Buddha

Menyingkirkan Kebodohan

Ilustrator: Mega Halimah

Ilustrator: Mega Halimah

Tato malā malataraṁ, Avijjā paramaṁ malaṁ. Etaṁ malaṁ pahatvāna, Nimmalā hotha bhikkhavo. Para Bhikkhu, terdapatlah hal yang paling buruk dari semua noda, yaitu kebodohan (avijjā). Seseorang dapat terbebas dari semua noda bilamana telah menyingkirkan kebodohan ini.(Dhammapada, Syair 243)

Orang bodoh sangat mudah dikenali terutama karena perilakunya yang cenderung kasar dan mudah marah. Mereka selalu merasa paling benar sendiri dan sulit menerima perbedaan. Sangat terikat pada sesuatu hal, namun mudah percaya pada informasi yang belum tentu kebenarannya (hoax). Tidak dapat membedakan baik dan buruk. Banyak omong kosong tanpa makna, dan senang membahas hal-hal yang tidak bermanfaat.

Kebodohan disebabkan karena orang kurang berpendidikan. Dengan kata lain, disebut tidak berpengetahuan atau a-vijja, sehingga pemikirannya kurang bijaksana.
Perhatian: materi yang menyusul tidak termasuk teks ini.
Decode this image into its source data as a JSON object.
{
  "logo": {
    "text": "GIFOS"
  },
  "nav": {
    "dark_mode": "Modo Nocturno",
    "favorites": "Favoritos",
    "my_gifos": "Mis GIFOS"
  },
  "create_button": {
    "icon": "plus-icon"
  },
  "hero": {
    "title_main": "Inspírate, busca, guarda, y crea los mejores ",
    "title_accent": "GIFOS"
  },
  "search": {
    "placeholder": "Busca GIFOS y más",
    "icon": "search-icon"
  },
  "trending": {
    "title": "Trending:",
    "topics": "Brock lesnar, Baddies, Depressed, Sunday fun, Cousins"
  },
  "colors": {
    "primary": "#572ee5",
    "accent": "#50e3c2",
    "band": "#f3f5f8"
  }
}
Sejak awal Buddha membabarkan Dharma (ajaran agama Buddha) bersama para Bhikkhu siswa-siswa beliau, hal yang sangat menjadi perhatian adalah melenyapkan kebodohan/ketidaktahuan. Hal ini cukup beralasan karena pada masa itu, banyak aliran-aliran kepercayaan yang dibawa para pencari pencerahan (pertapa dan brahmana), selalu menyatakan bahwa ajaran mereka-lah yang paling benar, dan yang lain salah atau sesat. Bahkan tanpa alasan mereka menyuruh untuk meninggalkan bahkan tidak menghormati guru-guru terdahulu mereka yang katanya sesat itu.
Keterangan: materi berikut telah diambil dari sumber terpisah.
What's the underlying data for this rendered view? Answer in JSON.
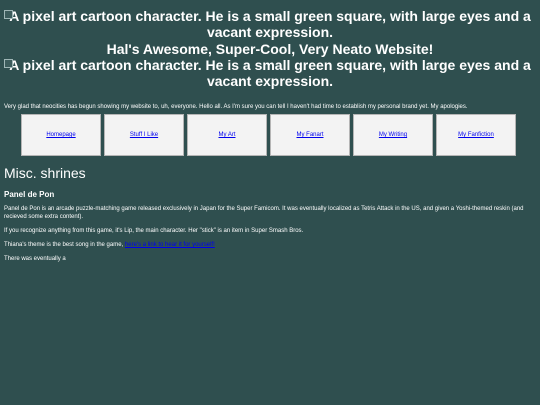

Dalam membabarkan ajarannya, Buddha mereformasi pemikiran tersebut dengan menyatakan bahwa janganlah percaya kepada sesuatu hal hanya karena itu disampaikan secara menarik, tertulis di buku-buku suci, atau karena sudah menjadi tradisi turun-temurun. Namun pelajarilah dengan seksama apakah apa yang kamu pelajari itu memberikan manfaat bagimu dan masyarakat luas, atau tidak. Jika bermanfaat, lakukan dan ikutilah. Namun jika tidak bermanfaat, tinggalkanlah (Kalama Sutta). Selain itu Buddha juga mengajarkan untuk senantiasa tetap menghormati guru-guru terdahulu, dan tidak melupakannya.

Di era modern sekarang ini, di mana informasi dapat diakses dengan sangat cepat dan sangat baik, ternyata fenomena kebodohan masa lalu itu masih ada. Kita masih saja menjumpai orang-orang yang merasa paling benar sendiri dengan apa yang diyakininya. Kita masih menjumpai kejadian-kejadian tidak lazim (konyol dalam istilah gaulnya) yang disebabkan kurangnya pengetahuan segelintir atau sekelompok orang.

Salah satu contoh kejadian adalah video cemoohan seseorang terhadap orang yang memakai masker di sebuah pusat perbelanjaan. Hal ini telah menuai banyak kecaman dan sangat disayangkan, karena justru masker sangat dianjurkan untuk selalu dipakai di saat pandemi seperti saat ini karena efektif mencegah penyebaran dan penularan virus khususnya saat berada di tempat umum.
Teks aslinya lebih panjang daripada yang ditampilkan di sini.